O pároco de Nossa Senhora de Guadalupe, no Alto do Peru, padre José Carlos, destacou que a campanha da fraternidade deste ano está profundamente ligada à do ano passado, que falou de ecologia integral, citando a encíclica Laudato Si, do papa Francisco que defende a ecologia integral que conecta a crise ambiental à crise social. “O documento diz que tudo está interligado, criticando o consumismo, o paradigma tecnológico e o descarte, defendendo o estilo de vida sustentável”. Por isso, ele disse que a moradia digna tem que ser acompanhada do emprego, da educação e segurança.

O arcebispo de Salvador, dom Sergio da Rocha, por sua vez, disse que a moradia tem que ser vista como um direito de todos e não ser reduzida a uma mercadoria. O religioso explicou que o subtema “Ele veio morar entre nós”, foi extraído do Evangelho Segundo João, que fala nesse trecho sobre a presença amorosa de Deus caminhando com o seu povo sofredor. Em seguida ele realizou a oração da campanha da fraternidade. Foi exibido em seguida um vídeo em que o padre Júlio Lancellotti, de São Paulo, elogia os proponentes por trazerem o problema da habitação para ser discutido na Assembleia.

O pastor da Igreja Presbiteriana Unida, Augusto Amorim, e Patrícia Oliveira, da Cebi (Centro de Estudos Bíblicos Ecumênico), cantaram Seu Nome é Jesus Cristo, antes do pronunciamento seguinte. Eles entoariam ainda mais duas canções. Logo após, foi a vez do representante da Cáritas Regional Nordeste 3, Geri Lima, apresentar números sobre a tragédia nacional: seis milhões de pessoas que vivem sem moradia, outros 26 milhões que estão em condições e situações inadequadas, habitando áreas de risco. Maria Nunes foi chamada, então, para declamar o poema O Bicho, de Manoel Bandeira, uma denúncia da desumanização da pessoa, escrita na década de 40 do século passado, mas ainda tão atual.

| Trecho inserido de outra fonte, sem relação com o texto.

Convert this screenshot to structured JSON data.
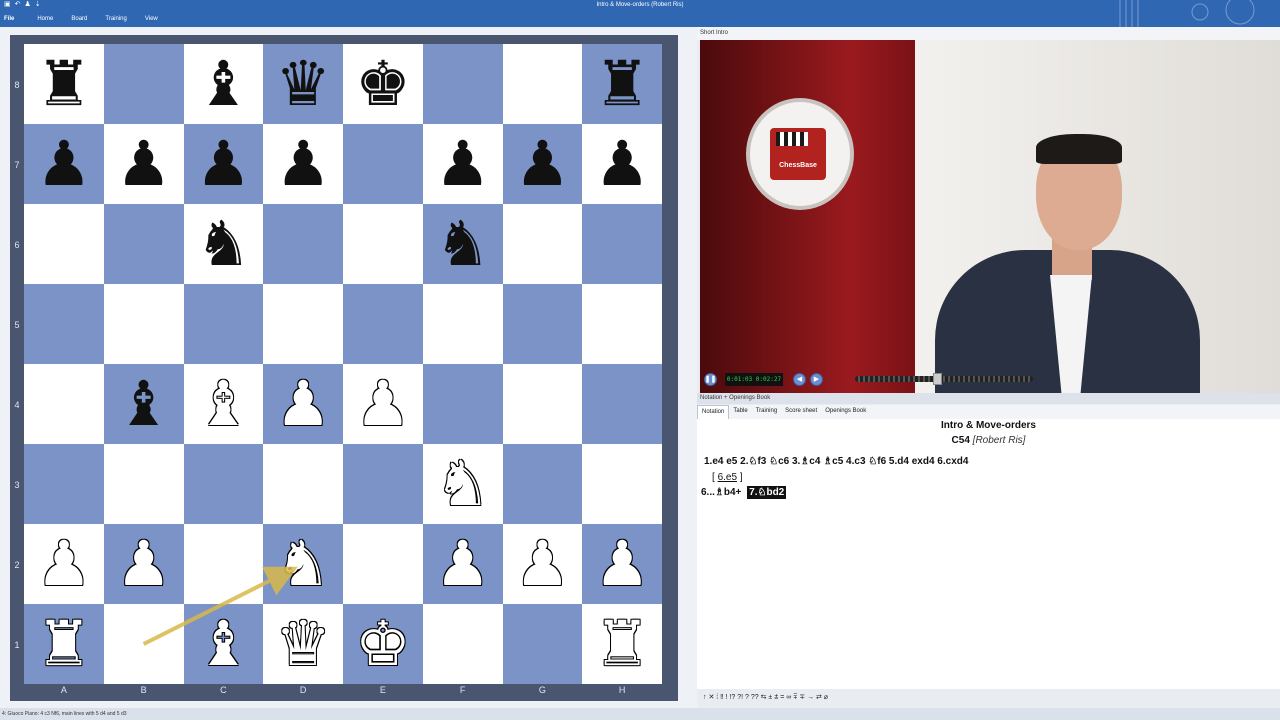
{
  "app": {
    "title": "Intro & Move-orders  (Robert Ris)",
    "menu": [
      "File",
      "Home",
      "Board",
      "Training",
      "View"
    ]
  },
  "board": {
    "ranks": [
      "8",
      "7",
      "6",
      "5",
      "4",
      "3",
      "2",
      "1"
    ],
    "files": [
      "A",
      "B",
      "C",
      "D",
      "E",
      "F",
      "G",
      "H"
    ],
    "position": [
      [
        "bR",
        "",
        "bB",
        "bQ",
        "bK",
        "",
        "",
        "bR"
      ],
      [
        "bP",
        "bP",
        "bP",
        "bP",
        "",
        "bP",
        "bP",
        "bP"
      ],
      [
        "",
        "",
        "bN",
        "",
        "",
        "bN",
        "",
        ""
      ],
      [
        "",
        "",
        "",
        "",
        "",
        "",
        "",
        ""
      ],
      [
        "",
        "bB",
        "wB",
        "wP",
        "wP",
        "",
        "",
        ""
      ],
      [
        "",
        "",
        "",
        "",
        "",
        "wN",
        "",
        ""
      ],
      [
        "wP",
        "wP",
        "",
        "wN",
        "",
        "wP",
        "wP",
        "wP"
      ],
      [
        "wR",
        "",
        "wB",
        "wQ",
        "wK",
        "",
        "",
        "wR"
      ]
    ],
    "arrow": {
      "from": "b1",
      "to": "d2",
      "color": "#d8b94a"
    },
    "colors": {
      "light": "#ffffff",
      "dark": "#7b93c6",
      "frame": "#4a5670"
    }
  },
  "video": {
    "panel_title": "Short Intro",
    "timecode": "0:01:03 0:02:27",
    "logo_text": "ChessBase"
  },
  "notation": {
    "panel_title": "Notation + Openings Book",
    "tabs": [
      "Notation",
      "Table",
      "Training",
      "Score sheet",
      "Openings Book"
    ],
    "game_title": "Intro & Move-orders",
    "eco": "C54",
    "author": "[Robert Ris]",
    "main_line": "1.e4  e5  2.♘f3  ♘c6  3.♗c4  ♗c5  4.c3  ♘f6  5.d4  exd4  6.cxd4",
    "variation_open": "[",
    "variation_move": "6.e5",
    "variation_close": "]",
    "line2_move": "6...♗b4+",
    "current_move": "7.♘bd2"
  },
  "annotation_bar": "↑ ✕ ⁞ ‼ ! !? ?! ? ?? ⇆ ± ⩲ = ∞ ⩱ ∓ → ⇄ ⌀",
  "status": "4: Giuoco Piano: 4 c3 Nf6, main lines with 5 d4 and 5 d3"
}
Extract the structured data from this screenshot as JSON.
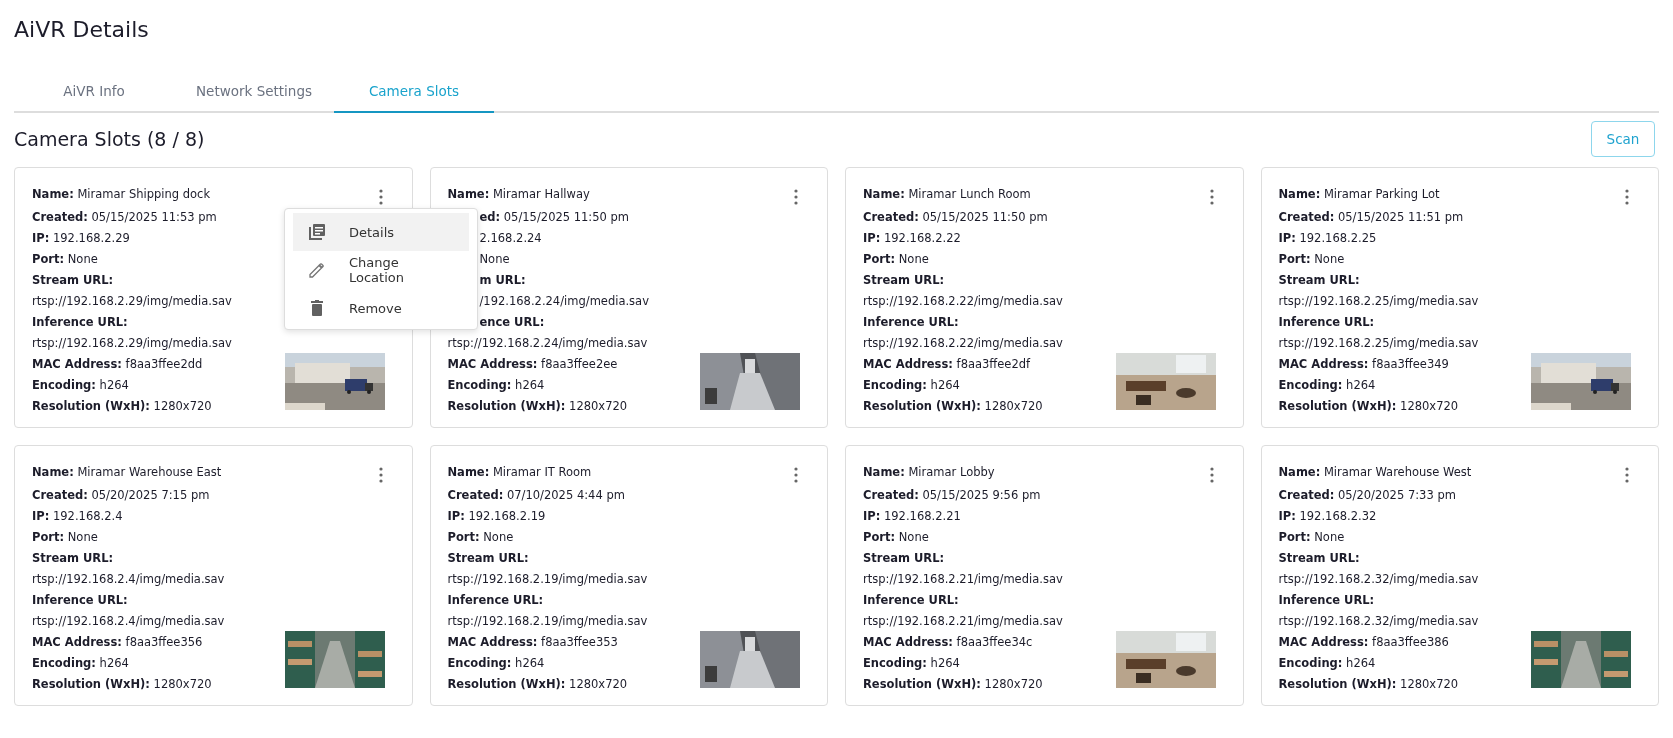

O frei Lorrane Clementino foi para a sessão acompanhado de Leila e Eric, que se encontram vivendo nas ruas do Pelourinho para fazer um recorte daquele local. “Tantas casas, tantos prédios fechados, abandonados, mas as pessoas preferem que eles caiam na cabeça de alguém, enquanto existem inúmeras pessoas lá precisando de um lar para se sentirem seguras”. Ele contou que foi aberta a Casa de São Francisco, na Igreja São de Francisco, há pouco mais de um mês e a cada dia o número de pessoas vão lá por não ter um lugar para colocar a cabeça.

Carlos Alberto dos Santos falou em nome do Movimento Social de Luta por Moradia e Cidadania (MSMC), ao tempo em que pediu ajuda dos parlamentares para intermediar uma reunião com a Sedur, pois há dois anos vem sendo tentado sem sucesso. Em nome do Movimento dos Sem-Teto de Salvador (MSTS, Aidinalva Barbosa. Ela revelou a experiência como mãe de filho excepcional com dificuldade de moradia.

Ailton Ferreira, assessor especial da Secretaria de Assistência e Desenvolvimento Social (Seades), e Gisele Ramos, chefe de Gabinete do Bahia Sem Fome, foram os últimos a falar, ambos representando o Governo do Estado. Também compuseram a mesa de honra a coordenadora do Núcleo de Gestão Ambiental da Defensoria Pública do Estado, Marina Pimenta; delegada titular da Casa da Mulher Brasileira, Karina Lopes, o superintendente da Desenbahia, André Fidalgo; o presidente do Centro Afro Promoção Defesa da Vida (CAPDever), padre Ferdinando Caprine; e o tenente-coronel Paulo César Luz Nunes.